NEW YORK (CNN/Money) - Many on Wall Street were surprised that the Federal Open Market Committee cut the fed funds target rate by just a quarter. It's hard to see why.
Yes, going into the meeting there were all sorts of good reasons for the Fed to drop the funds rate by a half point all the way down to 0.75 percent. The economy is in a fragile state, after all, and if the Fed really is worried about deflation, then cutting rates to the quick seems like a damn good idea. Heck, the Fed's own research suggests that it was partly the Bank of Japan's reticence over cutting rates hard and fast that put the Japanese economy into such a funk.
But where the half-point crowd got it wrong was forgetting that there can be a world of difference between what you think the Fed should do and what the Fed actually does. They didn't pick up on the fact that Fed has shifted tactics when it comes to rates, and that what it is most interested in now is devising ways to keep the rates on long-term debt, like Treasurys, bonds and mortgages, as low as possible.

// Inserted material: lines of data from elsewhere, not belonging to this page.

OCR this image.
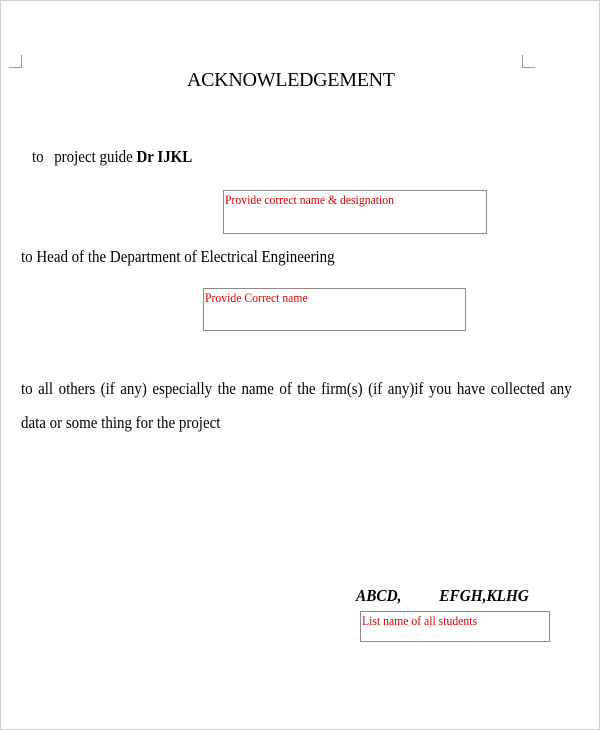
ACKNOWLEDGEMENT
to project guide Dr IJKL
Provide correct name & designation
to Head of the Department of Electrical Engineering
Provide Correct name
to all others (if any) especially the name of the firm(s) (if any)if you have collected any
data or some thing for the project
ABCD, EFGH,KLHG
List name of all students
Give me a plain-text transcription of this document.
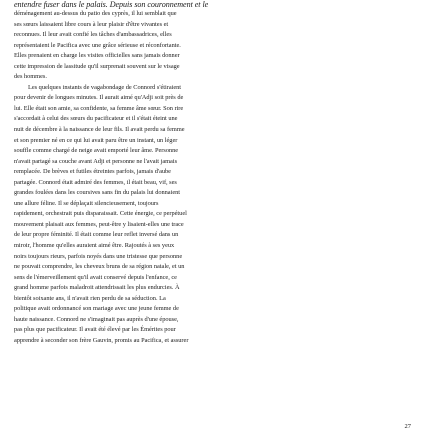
entendre fuser dans le palais. Depuis son couronnement et le
déménagement au-dessus du patio des cyprès, il lui semblait que
ses sœurs laissaient libre cours à leur plaisir d'être vivantes et
reconnues. Il leur avait confié les tâches d'ambassadrices, elles
représentaient le Pacifica avec une grâce sérieuse et réconfortante.
Elles prenaient en charge les visites officielles sans jamais donner
cette impression de lassitude qu'il surprenait souvent sur le visage
des hommes.
Les quelques instants de vagabondage de Connord s'étiraient
pour devenir de longues minutes. Il aurait aimé qu'Adji soit près de
lui. Elle était son amie, sa confidente, sa femme âme sœur. Son rire
s'accordait à celui des sœurs du pacificateur et il s'était éteint une
nuit de décembre à la naissance de leur fils. Il avait perdu sa femme
et son premier né en ce qui lui avait paru être un instant, un léger
souffle comme chargé de neige avait emporté leur âme. Personne
n'avait partagé sa couche avant Adji et personne ne l'avait jamais
remplacée. De brèves et futiles étreintes parfois, jamais d'aube
partagée. Connord était admiré des femmes, il était beau, vif, ses
grandes foulées dans les coursives sans fin du palais lui donnaient
une allure féline. Il se déplaçait silencieusement, toujours
rapidement, orchestrait puis disparaissait. Cette énergie, ce perpétuel
mouvement plaisait aux femmes, peut-être y lisaient-elles une trace
de leur propre féminité. Il était comme leur reflet inversé dans un
miroir, l'homme qu'elles auraient aimé être. Rajoutés à ses yeux
noirs toujours rieurs, parfois noyés dans une tristesse que personne
ne pouvait comprendre, les cheveux bruns de sa région natale, et un
sens de l'émerveillement qu'il avait conservé depuis l'enfance, ce
grand homme parfois maladroit attendrissait les plus endurcies. À
bientôt soixante ans, il n'avait rien perdu de sa séduction. La
politique avait ordonnancé son mariage avec une jeune femme de
haute naissance. Connord ne s'imaginait pas auprès d'une épouse,
pas plus que pacificateur. Il avait été élevé par les Émérites pour
apprendre à seconder son frère Gauvin, promis au Pacifica, et assurer
27
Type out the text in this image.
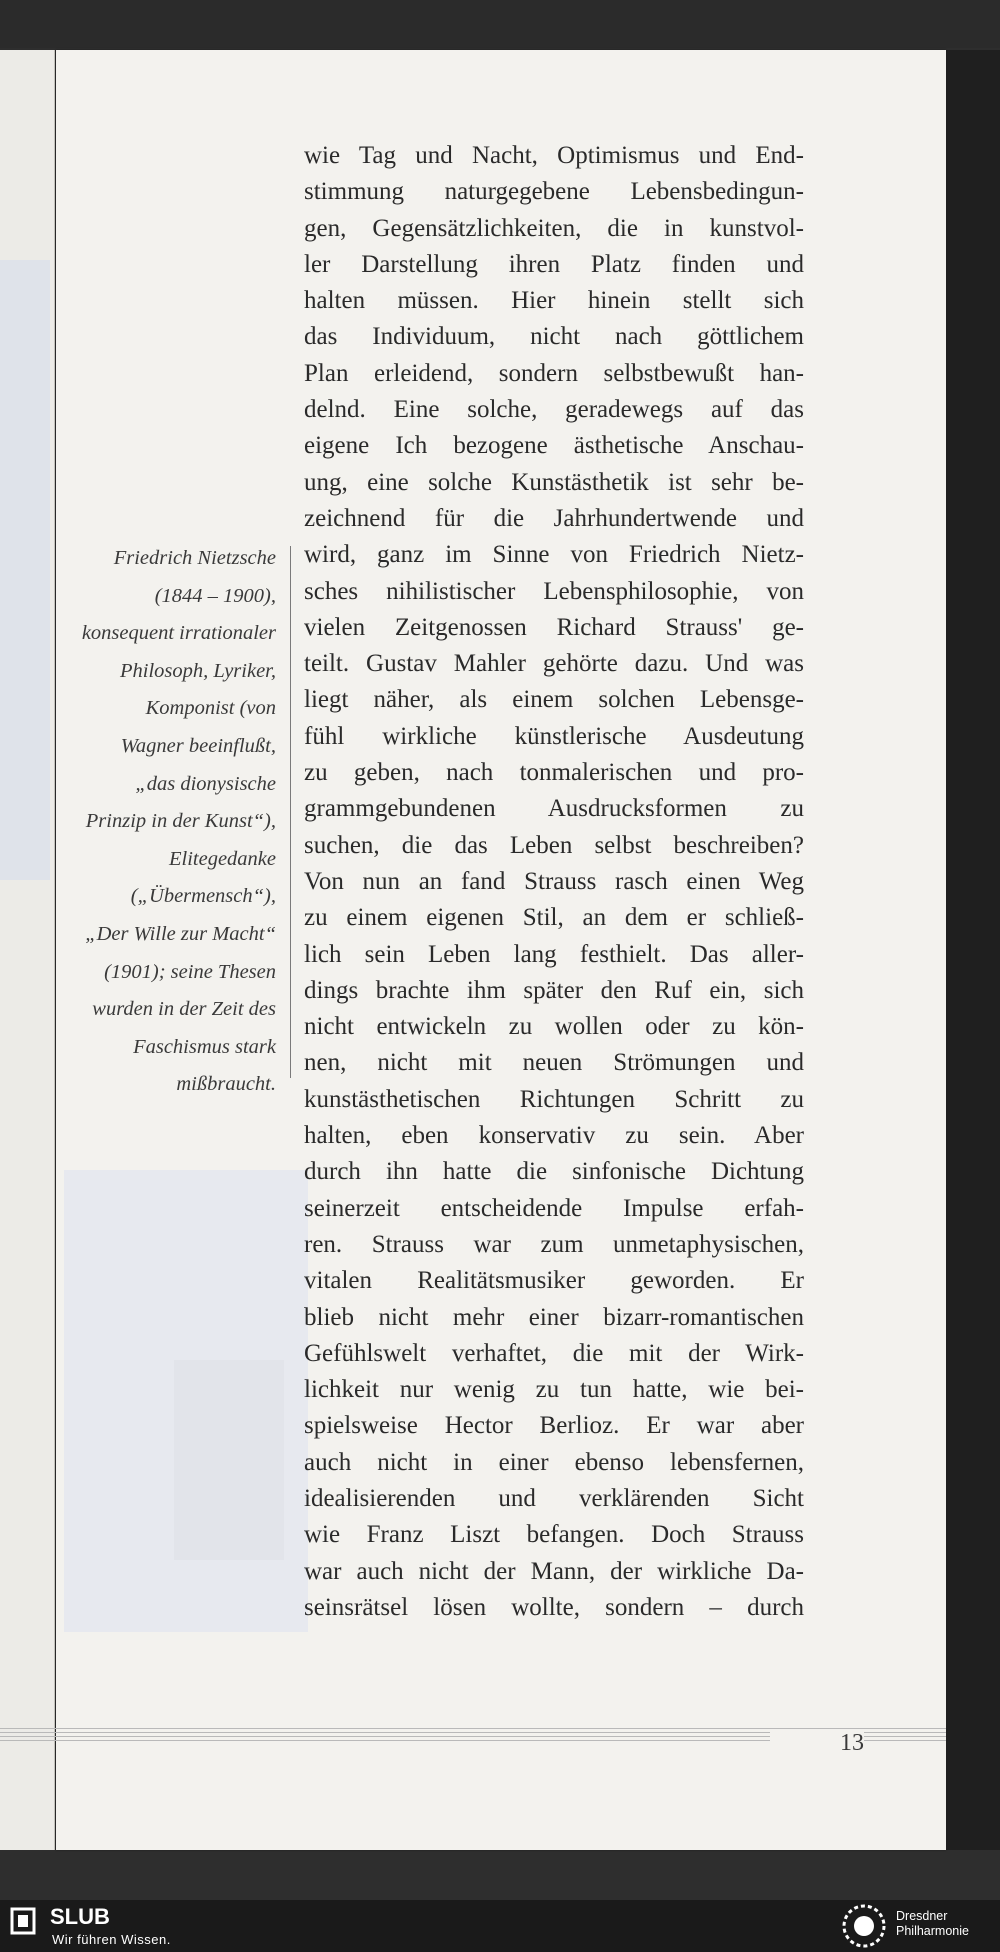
Friedrich Nietzsche
(1844 – 1900),
konsequent irrationaler
Philosoph, Lyriker,
Komponist (von
Wagner beeinflußt,
„das dionysische
Prinzip in der Kunst“),
Elitegedanke
(„Übermensch“),
„Der Wille zur Macht“
(1901); seine Thesen
wurden in der Zeit des
Faschismus stark
mißbraucht.
wie Tag und Nacht, Optimismus und End-
stimmung naturgegebene Lebensbedingun-
gen, Gegensätzlichkeiten, die in kunstvol-
ler Darstellung ihren Platz finden und
halten müssen. Hier hinein stellt sich
das Individuum, nicht nach göttlichem
Plan erleidend, sondern selbstbewußt han-
delnd. Eine solche, geradewegs auf das
eigene Ich bezogene ästhetische Anschau-
ung, eine solche Kunstästhetik ist sehr be-
zeichnend für die Jahrhundertwende und
wird, ganz im Sinne von Friedrich Nietz-
sches nihilistischer Lebensphilosophie, von
vielen Zeitgenossen Richard Strauss' ge-
teilt. Gustav Mahler gehörte dazu. Und was
liegt näher, als einem solchen Lebensge-
fühl wirkliche künstlerische Ausdeutung
zu geben, nach tonmalerischen und pro-
grammgebundenen Ausdrucksformen zu
suchen, die das Leben selbst beschreiben?
Von nun an fand Strauss rasch einen Weg
zu einem eigenen Stil, an dem er schließ-
lich sein Leben lang festhielt. Das aller-
dings brachte ihm später den Ruf ein, sich
nicht entwickeln zu wollen oder zu kön-
nen, nicht mit neuen Strömungen und
kunstästhetischen Richtungen Schritt zu
halten, eben konservativ zu sein. Aber
durch ihn hatte die sinfonische Dichtung
seinerzeit entscheidende Impulse erfah-
ren. Strauss war zum unmetaphysischen,
vitalen Realitätsmusiker geworden. Er
blieb nicht mehr einer bizarr-romantischen
Gefühlswelt verhaftet, die mit der Wirk-
lichkeit nur wenig zu tun hatte, wie bei-
spielsweise Hector Berlioz. Er war aber
auch nicht in einer ebenso lebensfernen,
idealisierenden und verklärenden Sicht
wie Franz Liszt befangen. Doch Strauss
war auch nicht der Mann, der wirkliche Da-
seinsrätsel lösen wollte, sondern – durch
13
SLUB
Wir führen Wissen.
Dresdner
Philharmonie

The clue to all this came when the FOMC last met, on May 6. Although it didn't move on rates at that get-together, in its statement the Fed signaled that it was more worried about the prospect of deflation than inflation. That meant the Fed didn't plan on moving rates higher until well after the economy has recovered. With the risk of rising short term rates taken away, investors suddenly felt much more comfortable buying longer-term debt. And so long-term rates got driven down massively, spurring a huge spike in mortgage activity and corporate bond issuance -- just the stuff to help juice the economy.
Victory lap
Now, if the key to the drop in long-term rates was the market's belief that short term rates aren't going higher any time soon, how was the Fed going to keep that dynamic going? Not by cutting by a half point -- that would get the market thinking the Fed was done with cutting, and the next move would be a tightening. A quarter point cut, in contrast, would keep the market guessing that the Fed might cut another quarter later on. So a quarter point it was.
In its statement on Wednesday, the Fed sought to reinforce the notion that it is going to be keeping rates low by again noting that the risk of "an unwelcome substantial fall in inflation" exceeded the risk of a pickup in inflation, and then noting that it believes such deflationary concerns are going to "predominate for the foreseeable future."
So what's next? Most economists and bond market participants believe the Fed will be cutting again before the year is up, but this might not be the case. After all, the Fed might decide that holding out potential for another rate cut is a better way of keeping long-term rates down than actually cutting.